元の場所へは草が生えないので、先を少し進み、照らし合わせてみると、やはり二人の足跡とは違っていた。別の者の足跡が、手招きをするように城壁へと誘っている。
用心深くその足跡を辿っていくと、外へと出る小さな扉の前まで来た。錆びた音を響かせてその扉を開けると、足跡はさらに続いていた。

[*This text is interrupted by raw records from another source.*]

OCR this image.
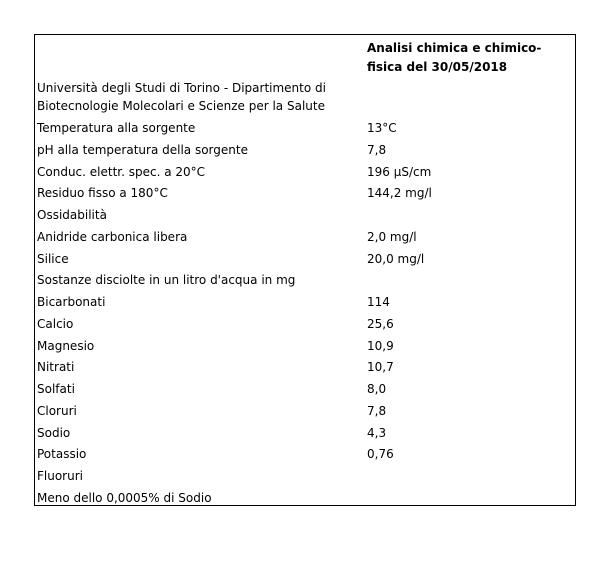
Analisi chimica e chimico-
fisica del 30/05/2018
Università degli Studi di Torino - Dipartimento di
Biotecnologie Molecolari e Scienze per la Salute
Temperatura alla sorgente	13°C
pH alla temperatura della sorgente	7,8
Conduc. elettr. spec. a 20°C	196 µS/cm
Residuo fisso a 180°C	144,2 mg/l
Ossidabilità
Anidride carbonica libera	2,0 mg/l
Silice	20,0 mg/l
Sostanze disciolte in un litro d'acqua in mg
Bicarbonati	114
Calcio	25,6
Magnesio	10,9
Nitrati	10,7
Solfati	8,0
Cloruri	7,8
Sodio	4,3
Potassio	0,76
Fluoruri
Meno dello 0,0005% di Sodio
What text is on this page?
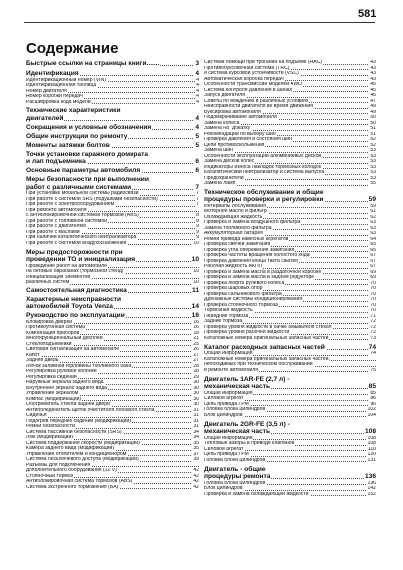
581
Содержание
Быстрые ссылки на страницы книги.......	3
Идентификация	4
Идентификационный номер (VIN)	4
Идентификационная таблица	4
Номер двигателя	4
Номер коробки передач	4
Расшифровка кода модели	4
Технические характеристики
двигателей	4
Сокращения и условные обозначения	4
Общие инструкции по ремонту	5
Моменты затяжки болтов	5
Точки установки гаражного домкрата
и лап подъемника	6
Основные параметры автомобиля	6
Меры безопасности при выполнении
работ с различными системами	7
При установке мобильной системы радиосвязи	7
При работе с системой SRS (подушками безопасности)	7
При работе с электрооборудованием	7
При ремонте автомобиля
с антиблокировочной системой тормозов (ABS)	8
При работе с топливной системой	8
При работе с двигателем	9
При работе с маслами	9
При наличии каталитического нейтрализатора	9
При работе с системой воздухоснабжения	10
Меры предосторожности при
проведении ТО и инициализация	10
Проведение работ на автомобиле
на беговых барабанах (тормозной стенд)	10
Инициализация элементов
различных систем	10
Самостоятельная диагностика	11
Характерные неисправности
автомобилей Toyota Venza	14
Руководство по эксплуатации	16
Блокировка дверей	16
Противоугонная система	16
Комбинация приборов	18
Многофункциональный дисплей	21
Стеклоподъемники	25
Световая сигнализация на автомобиле	26
Капот	27
Задняя дверь	27
Лючок заливной горловины топливного бака	28
Регулировка рулевой колонки	28
Регулировка сидений	29
Наружные зеркала заднего вида	30
Внутреннее зеркало заднего вида	30
Управление зеркалом	30
Компас (модификации)	30
Обогреватель стекла задней двери	30
Антиобледенитель щеток очистителя лобового стекла	31
Сиденья	31
Подогрев передних сидений (модификации)	31
Ремни безопасности	31
Система пассивной безопасности (SRS)	34
Люк (модификации)	34
Система поддержания скорости (модификации)	35
Камера заднего вида (модификации)	35
Управление отопителем и кондиционером	37
Система бесключевого доступа (модификации)	39
Разъемы для подключения
дополнительного оборудования (12 V)	42
Стояночный тормоз	42
Антиблокировочная система тормозов (ABS)	42
Система экстренного торможения (BA)	42
Система помощи при трогании на подъеме (HAC)	43
Противобуксовочная система (TRC)	43
и система курсовой устойчивости (VSC)	43
Автоматическая коробка передач	43
Особенности трансмиссии моделей 4WD	45
Система контроля давления в шинах	45
Запуск двигателя	46
Советы по вождению в различных условиях	47
Неисправности двигателя во время движения	49
Буксировка автомобиля	49
Подомкрачивание автомобиля	50
Замена колеса	50
Замена на "докатку"	51
Рекомендации по выбору шин	51
Проверка давления и состояния шин	52
Цепи противоскольжения	52
Замена шин	53
Особенности эксплуатации алюминиевых дисков	53
Замена дисков колес	53
Индикаторы износа накладок тормозных колодок	53
Каталитический нейтрализатор и система выпуска	53
Предохранители	53
Замена ламп	55
Техническое обслуживание и общие
процедуры проверки и регулировки	59
Интервалы обслуживания	59
Моторное масло и фильтр	61
Охлаждающая жидкость	62
Проверка и замена воздушного фильтра	63
Замена топливного фильтра	63
Аккумуляторная батарея	63
Ремни привода навесных агрегатов	64
Проверка свечей зажигания	65
Проверка угла опережения зажигания	65
Проверка частоты вращения холостого хода	67
Проверка давления конца такта сжатия	67
Рабочая жидкость АКПП	67
Проверка и замена масла в раздаточной коробке	69
Проверка и замена масла в заднем редукторе	69
Проверка люфта рулевого колеса	70
Проверка шаровых опор	70
Проверка сальникового фильтра	70
Дренажные системы кондиционирования	70
Проверка стояночного тормоза	70
Тормозная жидкость	70
Передние тормоза	71
Задние тормоза	72
Проверка уровня жидкости в бачке омывателя стекол	72
Проверка уровня рабочей жидкости	72
Каталожные номера оригинальных запасных частей	73
Каталог расходных запасных частей	74
Общая информация	74
Каталожные номера оригинальных запасных частей,
необходимых при техническом обслуживании
и ремонте автомобиля	75
Двигатель 1AR-FE (2,7 л) -
механическая часть	85
Общая информация	85
Силовой агрегат	86
Цепь привода ГРМ	96
Головка блока цилиндров	102
Блок цилиндров	104
Двигатель 2GR-FE (3,5 л) -
механическая часть	108
Общая информация	108
Тепловые зазоры в приводе клапанов	108
Силовой агрегат	110
Цепь привода ГРМ	120
Головка блока цилиндров	131
Двигатель - общие
процедуры ремонта	136
Головка блока цилиндров	136
Блок цилиндров	142
Проверка и замена охлаждающей жидкости	152
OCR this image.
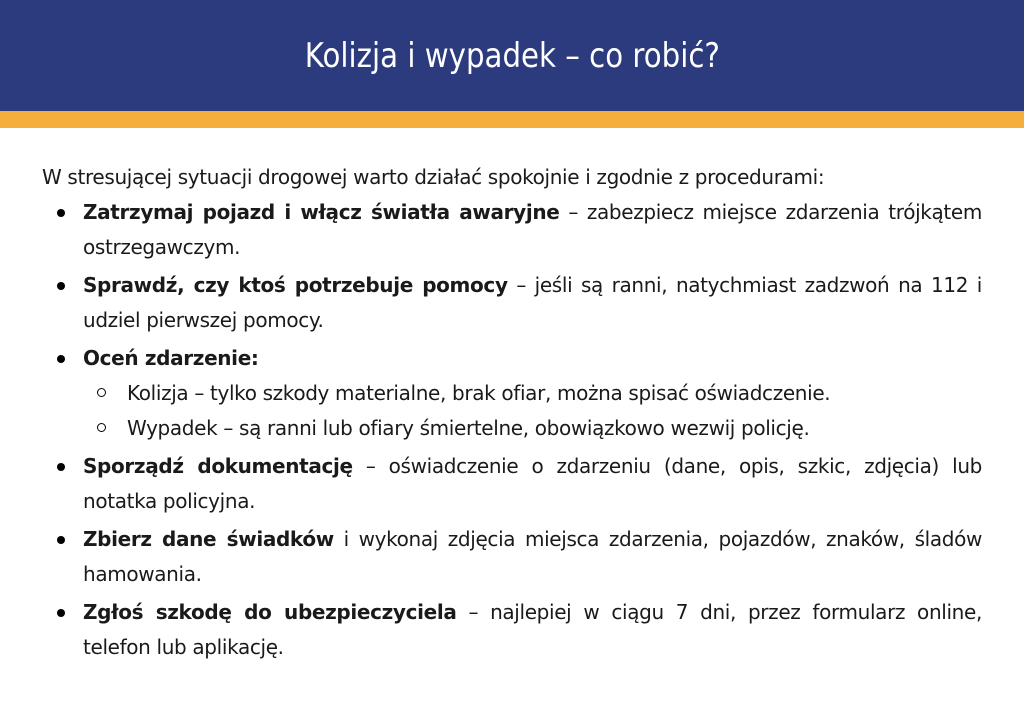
Kolizja i wypadek – co robić?

W stresującej sytuacji drogowej warto działać spokojnie i zgodnie z procedurami:

Zatrzymaj pojazd i włącz światła awaryjne – zabezpiecz miejsce zdarzenia trójkątem ostrzegawczym.
Sprawdź, czy ktoś potrzebuje pomocy – jeśli są ranni, natychmiast zadzwoń na 112 i udziel pierwszej pomocy.
Oceń zdarzenie:
Kolizja – tylko szkody materialne, brak ofiar, można spisać oświadczenie.
Wypadek – są ranni lub ofiary śmiertelne, obowiązkowo wezwij policję.
Sporządź dokumentację – oświadczenie o zdarzeniu (dane, opis, szkic, zdjęcia) lub notatka policyjna.
Zbierz dane świadków i wykonaj zdjęcia miejsca zdarzenia, pojazdów, znaków, śladów hamowania.
Zgłoś szkodę do ubezpieczyciela – najlepiej w ciągu 7 dni, przez formularz online, telefon lub aplikację.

ほどなくして、その足跡はある建物の前で途切れることになる。
「離れの塔か……おあつらえ向きだな」
と、一番最初に声を漏らしたのはグリザベルだ。
「闇に呑まれていて、城壁の外は確認できなかったからな……」エミリアは塔の扉を見た。鉄製の扉は錆びている。それ以外特徴はなかった。「印はない。まだ未踏の場所だ」
「ならば進むべきだ」とグリザベルは力強く言った。
「そりゃどうかな」とリットは肩をすくめた。
「どうした? 臆したか、リット。臆して戻れば、進むべき未来への道は消えるぞ」
「そのセリフ気に入ってんだな。でもな、手持ちのランプは二つだ。三つ必要なんだろ? 本当に戻んなくていいのか?」
「……戻る」
荷物を持ち、心機一転と仕切り直したリット達は塔を登り始めた。狭苦しい螺旋階段は、城の中にあった塔と変わらない。一つだけ違うのは、中間に部屋がないということだ。頂上にあると思われるディアドレの部屋まで階段のみ。まるで人払いでもしているかのような長さの階段だ。

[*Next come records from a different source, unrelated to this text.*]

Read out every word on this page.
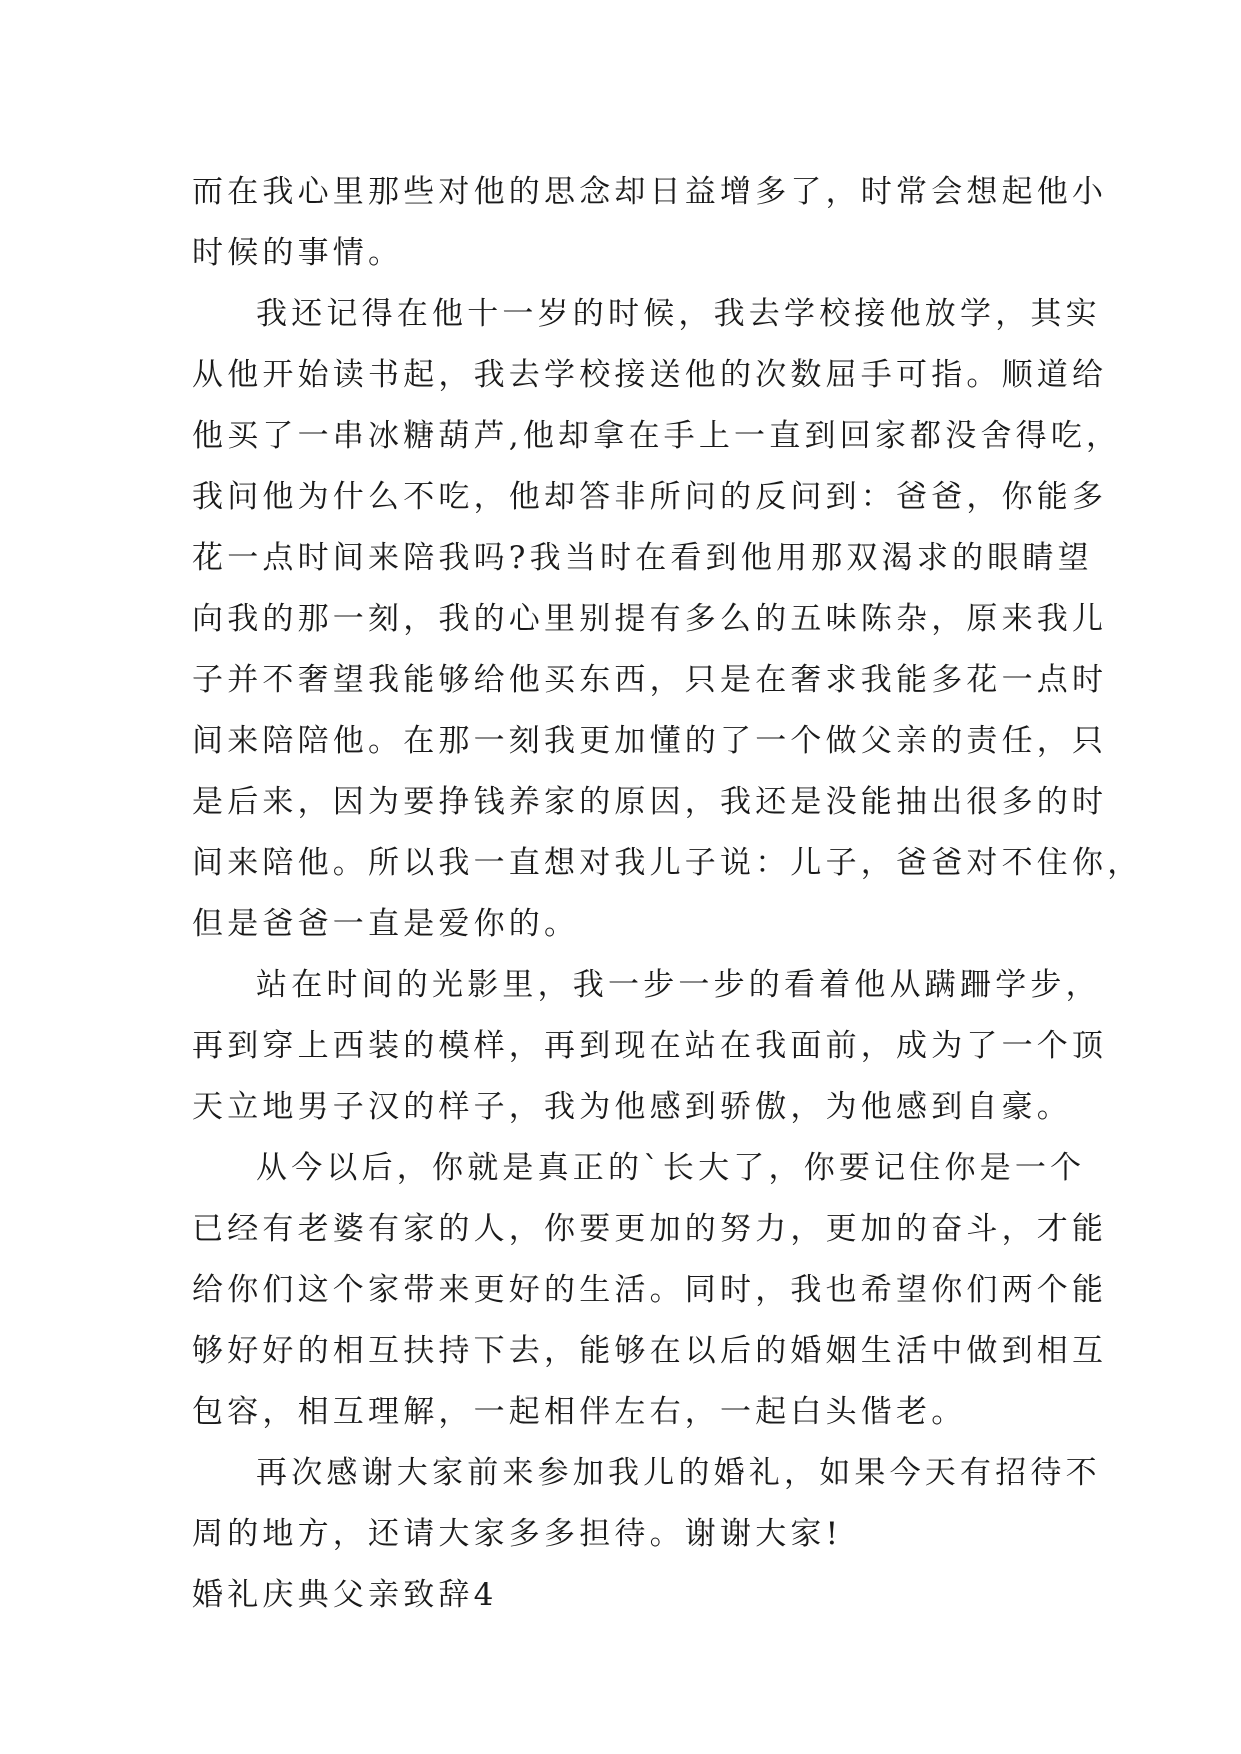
而在我心里那些对他的思念却日益增多了，时常会想起他小
时候的事情。
我还记得在他十一岁的时候，我去学校接他放学，其实
从他开始读书起，我去学校接送他的次数屈手可指。顺道给
他买了一串冰糖葫芦,他却拿在手上一直到回家都没舍得吃，
我问他为什么不吃，他却答非所问的反问到：爸爸，你能多
花一点时间来陪我吗?我当时在看到他用那双渴求的眼睛望
向我的那一刻，我的心里别提有多么的五味陈杂，原来我儿
子并不奢望我能够给他买东西，只是在奢求我能多花一点时
间来陪陪他。在那一刻我更加懂的了一个做父亲的责任，只
是后来，因为要挣钱养家的原因，我还是没能抽出很多的时
间来陪他。所以我一直想对我儿子说：儿子，爸爸对不住你，
但是爸爸一直是爱你的。
站在时间的光影里，我一步一步的看着他从蹒跚学步，
再到穿上西装的模样，再到现在站在我面前，成为了一个顶
天立地男子汉的样子，我为他感到骄傲，为他感到自豪。
从今以后，你就是真正的`长大了，你要记住你是一个
已经有老婆有家的人，你要更加的努力，更加的奋斗，才能
给你们这个家带来更好的生活。同时，我也希望你们两个能
够好好的相互扶持下去，能够在以后的婚姻生活中做到相互
包容，相互理解，一起相伴左右，一起白头偕老。
再次感谢大家前来参加我儿的婚礼，如果今天有招待不
周的地方，还请大家多多担待。谢谢大家!
婚礼庆典父亲致辞4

元から疲れていたリット達は、間で一度休憩を取ると再び階段を上り出した。
心臓が高鳴っているのは、疲労のせいだけではない。期待と不安も入り混じり、心臓が助けを求めるかのように内側から胸を叩いている。
だが、決して出ていこうとはしない。
捕らえられた自らの心臓に、食事でも運ぶかのように、ゆっくりと息を吸い。励ますように少し早く息を吐く。俯瞰的に自分の心臓を励ましているような、変な状況だった。
しかし、それは長く続かなかった。期待と不安の正体であるドアが現れたからだ。
それはまるで、心象風景のようだった。まるで自分の心のドアに手を伸ばすようだ。
エミリアは首だけ振り返り、全員の目を見て深くうなずくと、現実のドアに手を伸ばした。

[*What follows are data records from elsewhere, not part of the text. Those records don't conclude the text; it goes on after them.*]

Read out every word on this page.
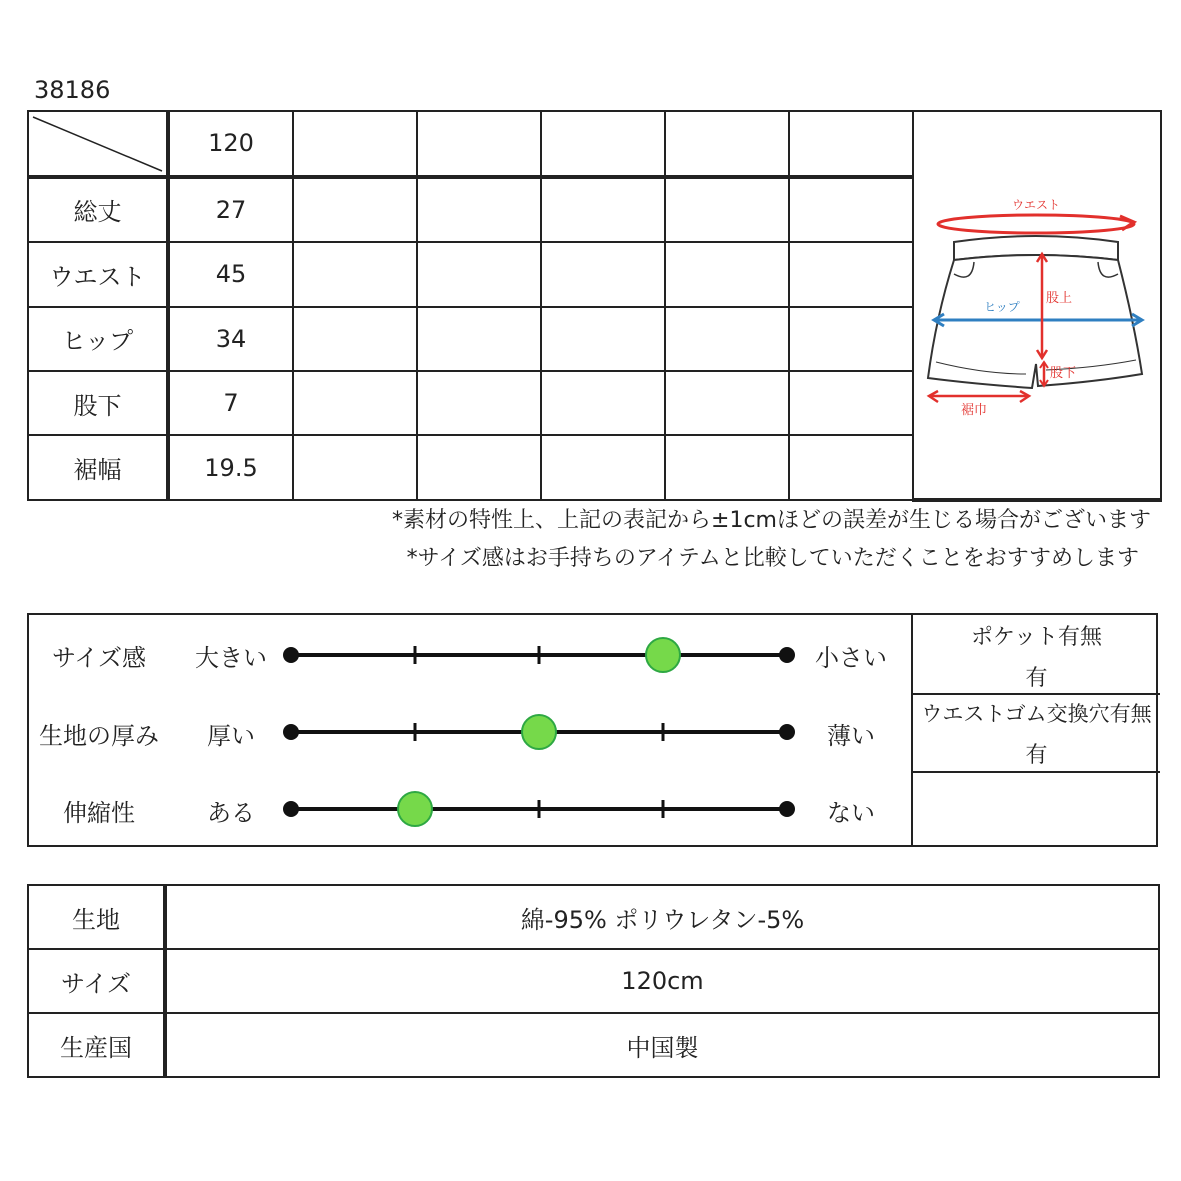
38186
	120						ウエスト
ヒップ
股上
股下
裾巾

総丈	27						
ウエスト	45						
ヒップ	34						
股下	7						
裾幅	19.5						
*素材の特性上、上記の表記から±1cmほどの誤差が生じる場合がございます
*サイズ感はお手持ちのアイテムと比較していただくことをおすすめします
サイズ感	大きい	小さい
生地の厚み	厚い	薄い
伸縮性	ある	ない
ポケット有無
有
ウエストゴム交換穴有無
有
生地	綿-95% ポリウレタン-5%
サイズ	120cm
生産国	中国製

そしてドアを開けると、目に飛び込んできたのは風景ではなく、一瞬の閃光だった。それも目が眩むほどの閃光だ。
目を押さえ、状況がわからないリットの耳には、「見よ……まだ動いておる」というグリザベルの声だけが入ってきた。
リットが再び目を開けた時には、閃光は閃光でなくなっていた。
今まで、瑠璃色のオイルのランプの光や、焚き火の優しい光ばかりだったので、少々の強い光にも目が眩んでしまったのだ。
閃光の正体である。床に敷き詰められた宝石の暴力的な反射は、視界を数秒奪うのには充分すぎるものだった。